CHRONIQUE DES JOURS QUI PASSENT
22 juillet 2015
« DIS BONJOUR A LA DAME ! »
Quand j’étais petit, c’était chaque fois une épreuve. Comme beaucoup de gamins j’avais horreur de dire bonjour aux personnes que ma mère rencontrait en faisant les courses, voisins pourtant familiers ou connaissances, et tout autant de quitter mes occupations pour répondre au comminatoire : « Viens dire bonjour ! » qui ne manquait pas de suivre l’entrée de quelqu’un à la maison. Mais impossible de se soustraire au devoir imposé par les bonnes manières sous peine de représailles qui suivraient inévitablement une mauvaise volonté. C’est donc avec une mine renfrognée, les sourcils froncés et le regard peu amène que je me présentais devant le visiteur ou la visiteuse. Dans ce dernier cas, il fallait se confronter à un visage badigeonné de poudre de riz et subir la marque infamante de transports non sollicités et qui se traduisait par une tartine de rouge à lèvre sur les joues assortie de bave, que j’essuyais aussitôt du revers de ma manche sous l’œil courroucé de ma mère.
C’est probablement comme cela que je suis devenu un garçon poli. La force de l’habitude, prise sans aucune possibilité de dérogation ! Vient ensuite l’âge de raison où les civilités vont de soi et participent à la convivialité des relations humaines. Dire « bonjour », c’est comme savoir dire « merci » : c’est gratuit et ça participe au « lien social » comme on dit aujourd’hui chez les « bobos ». Aussi, transmission oblige, c’est avec le même soin pointilleux auquel notre enfance fut confronté, que nous veillons à la politesse de nos petits-enfants. Non pas qu’ils soient mal éduqués, parce que leurs parents font le nécessaire. Mais nous vivons dans un monde où les contraintes ne sont pas les mêmes partout. Alors, nous aimons bien que lorsqu’ils arrivent, ils viennent « dire bonjour ». Excepté vers deux ou trois ans où cela a été parfois laborieux, encore que « Mamy Paulette » ait joui d’un privilège particulier qui rendait à certain les autres transparents, nous avons toujours eu droit à des manifestations d’affection à ce moment privilégié de l’arrivée, preuve que la maison ne doit pas être trop repoussante.

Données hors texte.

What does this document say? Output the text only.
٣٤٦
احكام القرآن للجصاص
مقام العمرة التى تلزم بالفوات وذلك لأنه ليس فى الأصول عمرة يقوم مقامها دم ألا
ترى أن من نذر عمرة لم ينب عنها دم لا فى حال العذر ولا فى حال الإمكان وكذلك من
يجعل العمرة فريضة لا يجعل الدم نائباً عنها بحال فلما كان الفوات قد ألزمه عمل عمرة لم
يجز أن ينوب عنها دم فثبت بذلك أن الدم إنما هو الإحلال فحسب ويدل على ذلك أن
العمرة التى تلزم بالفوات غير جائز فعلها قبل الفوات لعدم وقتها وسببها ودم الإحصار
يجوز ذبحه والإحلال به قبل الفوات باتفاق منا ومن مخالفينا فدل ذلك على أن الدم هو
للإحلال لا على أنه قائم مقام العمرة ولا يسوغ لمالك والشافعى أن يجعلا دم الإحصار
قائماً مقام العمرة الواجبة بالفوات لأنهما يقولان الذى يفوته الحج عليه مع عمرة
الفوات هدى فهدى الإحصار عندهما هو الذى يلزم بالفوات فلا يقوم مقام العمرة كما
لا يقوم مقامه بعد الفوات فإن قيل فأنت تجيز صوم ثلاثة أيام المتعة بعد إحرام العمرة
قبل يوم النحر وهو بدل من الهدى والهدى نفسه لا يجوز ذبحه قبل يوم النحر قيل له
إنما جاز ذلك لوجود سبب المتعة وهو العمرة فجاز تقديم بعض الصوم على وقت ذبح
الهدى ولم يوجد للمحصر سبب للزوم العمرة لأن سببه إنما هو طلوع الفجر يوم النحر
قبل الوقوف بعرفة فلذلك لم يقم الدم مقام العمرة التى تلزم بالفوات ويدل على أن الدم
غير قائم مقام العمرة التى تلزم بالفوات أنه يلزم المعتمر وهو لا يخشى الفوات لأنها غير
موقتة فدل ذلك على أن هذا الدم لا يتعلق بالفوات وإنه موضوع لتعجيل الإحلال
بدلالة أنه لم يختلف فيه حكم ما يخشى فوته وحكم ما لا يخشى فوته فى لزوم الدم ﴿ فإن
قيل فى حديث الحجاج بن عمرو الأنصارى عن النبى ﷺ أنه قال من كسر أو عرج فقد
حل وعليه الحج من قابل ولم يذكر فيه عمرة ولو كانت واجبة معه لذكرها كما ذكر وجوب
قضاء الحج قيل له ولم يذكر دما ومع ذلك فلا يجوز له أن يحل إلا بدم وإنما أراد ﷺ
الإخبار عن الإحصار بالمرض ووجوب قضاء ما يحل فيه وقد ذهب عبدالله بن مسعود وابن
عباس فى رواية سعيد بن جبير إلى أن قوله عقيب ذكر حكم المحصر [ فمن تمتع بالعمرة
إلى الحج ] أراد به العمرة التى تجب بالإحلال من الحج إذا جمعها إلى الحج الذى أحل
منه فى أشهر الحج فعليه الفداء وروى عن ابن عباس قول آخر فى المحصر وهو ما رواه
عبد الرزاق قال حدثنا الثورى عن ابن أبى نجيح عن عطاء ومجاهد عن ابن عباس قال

Sauf que chez nous aussi, il arrive qu’il y ait des visiteurs, parfois inconnus de nos pensionnaires, auxquels il faut malgré tout venir dire « bonjour ». C’est une règle intangible. Honnêtement, il faut avouer que, si nous n’avons pas de refus d’obstacle, les comportements sont divers en fonction des caractères. De l’extraverti qui ne fait aucune difficulté et qui vient lancer son tonitruant « bonjour monsieur ! » (ou madame), au timide qui s’annonce à reculons et murmure entre ses dents son « bonjour » à peine audible, nous avons connu toute la gamme. L’essentiel est que le devoir soit accompli. Ainsi demain ils seront (peut-être) des citoyens polis. L’apprentissage ne s’arrête pas là. L’exercice continue quand ils nous accompagnent : on dit bonjour en entrant dans un commerce et au revoir quand on en sort… Et j’en connais pour qui cela devient vite un jeu, histoire de se faire bien voir avec l’espoir d’une douceur à la clé, ou tout simplement envie de se montrer. Les egos se manifestent parfois plus tôt qu’on ne le souhaiterait.
Avec les ados, c’est un peu plus compliqué. J’ai eu du mal à me faire au « Salut Papy ! », mais il est prononcé avec tellement de chaleur que j’ai renoncé (après quelques tentatives tout de même) à rétorquer cet impitoyable « on dit bonjour, d’abord ! » qui casse l’ambiance, comme ils disent. Rien n’est parfait en ce bas monde.